Funding transportation will be key for this Legislature

Brady Averill

A state senator proposed to fix transportation woes with a gas-tax increase of 5 cents per gallon and an added surcharge to purchased new and used vehicles.

Senate Minority Leader Sen. Dick Day, R-Owatonna, who announced his proposal almost two weeks ago, said the tax increase would generate $160 million per year and go to the Highway Trust Fund. Currently, each taxed cent brings in $32 million a year. His proposal includes an added surcharge of $125 and $75 to new and used vehicles, respectively.

“I’m a big believer that a gas tax is the real true user’s fee to build roads,” he said.

Day said the writing of the bill will likely be finished this week. If passed, it would be the first time since 1988 there has been a gas-tax increase in Minnesota.

Day’s proposal is one of many that will potentially evolve during this session to improve transportation. The money would help pay for building and maintaining roads. Gov. Tim Pawlenty and Lt. Gov. Carol Molnau already have a recommended 10-year, $7.2 billion transportation-improvement package.

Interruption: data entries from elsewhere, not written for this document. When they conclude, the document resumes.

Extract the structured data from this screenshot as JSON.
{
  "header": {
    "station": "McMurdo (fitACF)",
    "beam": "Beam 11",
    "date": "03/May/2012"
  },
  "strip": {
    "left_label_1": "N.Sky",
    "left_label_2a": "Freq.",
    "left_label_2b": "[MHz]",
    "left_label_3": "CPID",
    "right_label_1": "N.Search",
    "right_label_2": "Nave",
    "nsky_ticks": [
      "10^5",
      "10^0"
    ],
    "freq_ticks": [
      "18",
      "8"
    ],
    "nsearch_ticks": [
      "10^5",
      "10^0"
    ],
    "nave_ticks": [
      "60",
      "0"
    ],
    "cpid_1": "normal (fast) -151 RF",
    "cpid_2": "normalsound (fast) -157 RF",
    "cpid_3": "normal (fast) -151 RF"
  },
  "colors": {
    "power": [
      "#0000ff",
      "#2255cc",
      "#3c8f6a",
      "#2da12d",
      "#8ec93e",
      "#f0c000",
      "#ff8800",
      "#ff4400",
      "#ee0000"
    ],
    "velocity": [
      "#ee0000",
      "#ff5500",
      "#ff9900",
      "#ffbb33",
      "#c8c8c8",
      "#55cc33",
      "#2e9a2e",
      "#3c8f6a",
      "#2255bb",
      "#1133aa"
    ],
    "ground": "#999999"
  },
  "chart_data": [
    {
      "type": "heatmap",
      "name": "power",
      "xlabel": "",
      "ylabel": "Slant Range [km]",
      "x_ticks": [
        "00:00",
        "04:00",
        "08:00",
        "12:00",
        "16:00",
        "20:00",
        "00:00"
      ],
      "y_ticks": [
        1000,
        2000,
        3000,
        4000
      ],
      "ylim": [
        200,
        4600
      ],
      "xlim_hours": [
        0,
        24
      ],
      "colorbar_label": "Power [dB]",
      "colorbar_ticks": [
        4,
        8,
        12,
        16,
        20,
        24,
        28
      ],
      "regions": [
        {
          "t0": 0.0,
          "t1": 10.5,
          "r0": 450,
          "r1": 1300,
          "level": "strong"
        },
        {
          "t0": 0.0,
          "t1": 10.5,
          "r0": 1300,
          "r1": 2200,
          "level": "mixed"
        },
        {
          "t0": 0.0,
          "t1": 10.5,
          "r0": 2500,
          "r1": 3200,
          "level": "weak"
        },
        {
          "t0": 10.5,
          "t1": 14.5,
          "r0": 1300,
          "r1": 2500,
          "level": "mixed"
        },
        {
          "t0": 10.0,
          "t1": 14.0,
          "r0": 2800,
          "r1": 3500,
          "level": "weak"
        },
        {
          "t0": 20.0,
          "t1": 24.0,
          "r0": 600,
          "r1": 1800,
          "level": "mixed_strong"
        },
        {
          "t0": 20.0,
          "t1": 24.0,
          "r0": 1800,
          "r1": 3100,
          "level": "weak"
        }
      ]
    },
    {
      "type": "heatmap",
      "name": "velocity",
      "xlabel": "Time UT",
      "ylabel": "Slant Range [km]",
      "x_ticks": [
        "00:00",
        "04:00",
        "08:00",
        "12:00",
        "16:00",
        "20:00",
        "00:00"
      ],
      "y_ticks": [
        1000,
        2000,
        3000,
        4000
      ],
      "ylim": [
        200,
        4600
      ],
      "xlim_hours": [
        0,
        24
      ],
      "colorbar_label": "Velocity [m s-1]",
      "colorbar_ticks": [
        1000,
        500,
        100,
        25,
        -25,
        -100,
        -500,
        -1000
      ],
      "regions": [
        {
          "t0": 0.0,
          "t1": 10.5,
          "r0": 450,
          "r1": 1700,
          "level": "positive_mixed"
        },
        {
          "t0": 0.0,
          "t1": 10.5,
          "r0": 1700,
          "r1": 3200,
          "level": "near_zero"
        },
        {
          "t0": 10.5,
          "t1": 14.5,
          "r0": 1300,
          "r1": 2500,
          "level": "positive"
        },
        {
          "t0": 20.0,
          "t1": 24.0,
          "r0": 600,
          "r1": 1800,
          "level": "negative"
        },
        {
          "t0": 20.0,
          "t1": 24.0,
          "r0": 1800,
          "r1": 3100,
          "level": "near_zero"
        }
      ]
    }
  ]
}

Pawlenty’s proposal, called “Building More, Building Faster, Moving Better,” includes dedicating 100 percent of the motor vehicle sales tax to transportation through a constitutional amendment, which would provide $2.65 billion during 10 years. Voters could decide in 2006 if the full amount should go toward highways and transit. The other component is a $4.5 billion bonding package for major highway construction projects.

Brian McClung, Pawlenty’s press secretary, said the governor has a long-term vision for transportation improvement. If Pawlenty’s proposal is approved, it would be the largest transportation investment in state history, McClung said.

McClung said Pawlenty’s proposal is a “fiscally responsible plan” that doesn’t increase the gas tax at a time when people are already paying approximately $2 a gallon at the pump.

With Day’s bill, voters wouldn’t have a say through a constitutional amendment in the gas-tax increase.

McClung said he doesn’t think a gas-tax increase warrants changing the constitution. It’s a decision legislators can make, he said.

But Pawlenty is sticking to his no-new-tax pledge.

“The governor does not support a transportation bill that does not ask for voter approval on the gas tax,” McClung said.


At the University, 39 percent of staff members, faculty members and students drive or carpool to campus, according to University Parking and Transportation Services.

Tom Weaver said he takes the bus. He said he used to drive from Roseville, Minn., last semester, but the daily trek and parking became too expensive.

The first-year environmental horticulture student said he now saves money after having to pay $200 for a semesterlong parking spot and a weekly trip to the gas station last semester.

Though Weaver no longer drives to campus – he takes the bus – he said that he would think twice about driving long distances if there were an increase in the gas tax.

Sophomore Megan Wolfe said a gas-tax increase would not affect her. She said she also takes the bus.

Wolfe said she likes the idea of where the money from a gas-tax increase would go.

“It’s at least a good benefit if (the price) goes up,” she said.


Dean Showalter owns British Petroleum, on University Avenue Southeast, and other gas stations.

He said he’s not worried the gas-tax increase will prevent people from buying gas. Gas stations do not depend on gas sales alone, he said. Other things, such as food and beverage sales, supplement gas stations’ revenue, he said. Customers will continue to fill up on gas, but they might bypass buying food for the road.

“It seems like people will spend the money to get from point A to point B,” Showalter said.

Though he does not think fewer customers will come in, he said he’s not an advocate for a gas-tax increase.

“I’m not a big advocate of adding 5 cents a gallon to gas right now, because it’s so high,” he said.

University applied economics professor Gerard McCullough said it costs more to own a vehicle than fill up on gas every week.

“The 5 cents a gallon doesn’t really increase overall expenditures on the vehicle all that much,” he said.

It won’t change driver behavior either, he said.

But a gas-tax increase takes away discretionary expenses – like buying that bag of chips – for lower-income people, he said.

College students fit in that bracket. Showalter estimated 20 percent of his customers are students.

McCullough said a gas-tax increase could help save on long-term costs.

“We do spend a significant amount of money either having to buy new cars or repair the cars we have because of bad roads,” he said.